Отчетливое и резкое, как удар бича, «когда-нибудь» явилось внезапно, ничуть не удивив маленького узника. Будь он взрослее, он бы задумался, откуда взялись сомнения, придя на смену былой уверенности, но Крашу исполнилось всего десять лет. Или одиннадцать? С числами определенно творилось что-то неладное.
Неладное творилось не только с числами, но и с самим Крашем, просто мальчик этого не понимал. А чудеса с глазами, видящими в темноте, счел делом обычным, не стоящим раздумий. В плену он находится долго, глаза мало-помалу привыкли…
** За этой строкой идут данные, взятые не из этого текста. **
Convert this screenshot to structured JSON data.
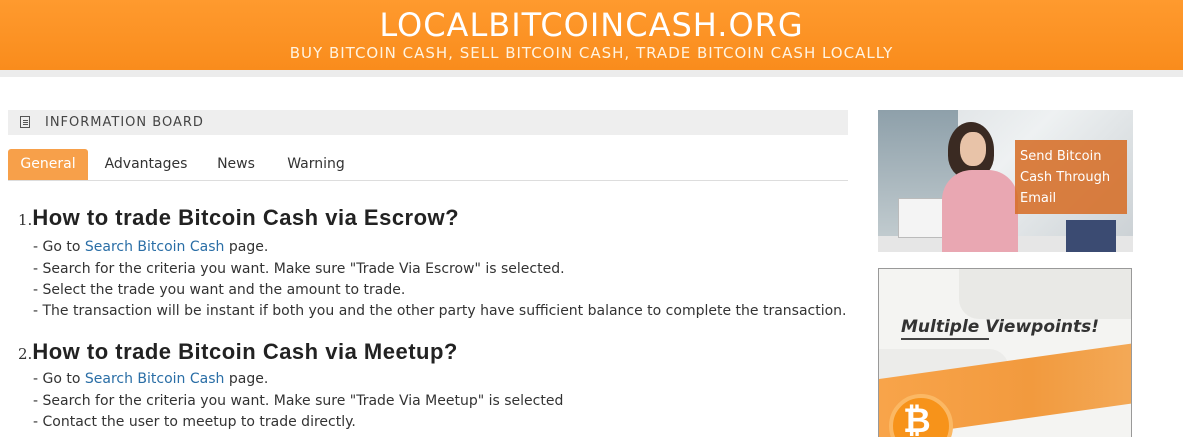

Едва придя в себя после безумного кошмара, куда его без жалости швырнули руки подземных воинов-а'шури, он мыслил лишь о побеге. Побеге – и сладкой мести. Он вырвется из адских темниц Шаннурана, доберется до столицы Аккарии и расскажет людям о страшной участи, постигшей их деревню… Да, и еще, конечно, о несметных сокровищах, хранящихся в пещерах а'шури! Король Этнагон возрадуется и двинет на врага свою непобедимую армию! Пускай не для того, чтобы покарать зловещую расу, изрывшую тоннелями корни гор; пусть ради сокровищ – главное, погубителям деревни придет конец!
А если Крашу не поверят, он найдет могущественного мага, напросится к нему в ученики – ради мести он согласен обречь собственную душу на заточение в нефритовом зеркале! – и когда выучится, громами и молниями обрушит своды пещер на головы а'шури!
Для начала требовалась сущая безделица: удачный побег.
…В первый же день мальчик на ощупь обследовал дверь и стены. В итоге он убедился, что его сил не хватит на то, чтобы отодвинуть гранитную плиту, даже если ее и не запирает снаружи некое хитроумное устройство. Влажные стены в известковых потеках лишили Краша надежды на тайный ход. Но мальчик не отчаялся. Может быть, ему удастся проскользнуть мимо стража, когда тот принесет еду?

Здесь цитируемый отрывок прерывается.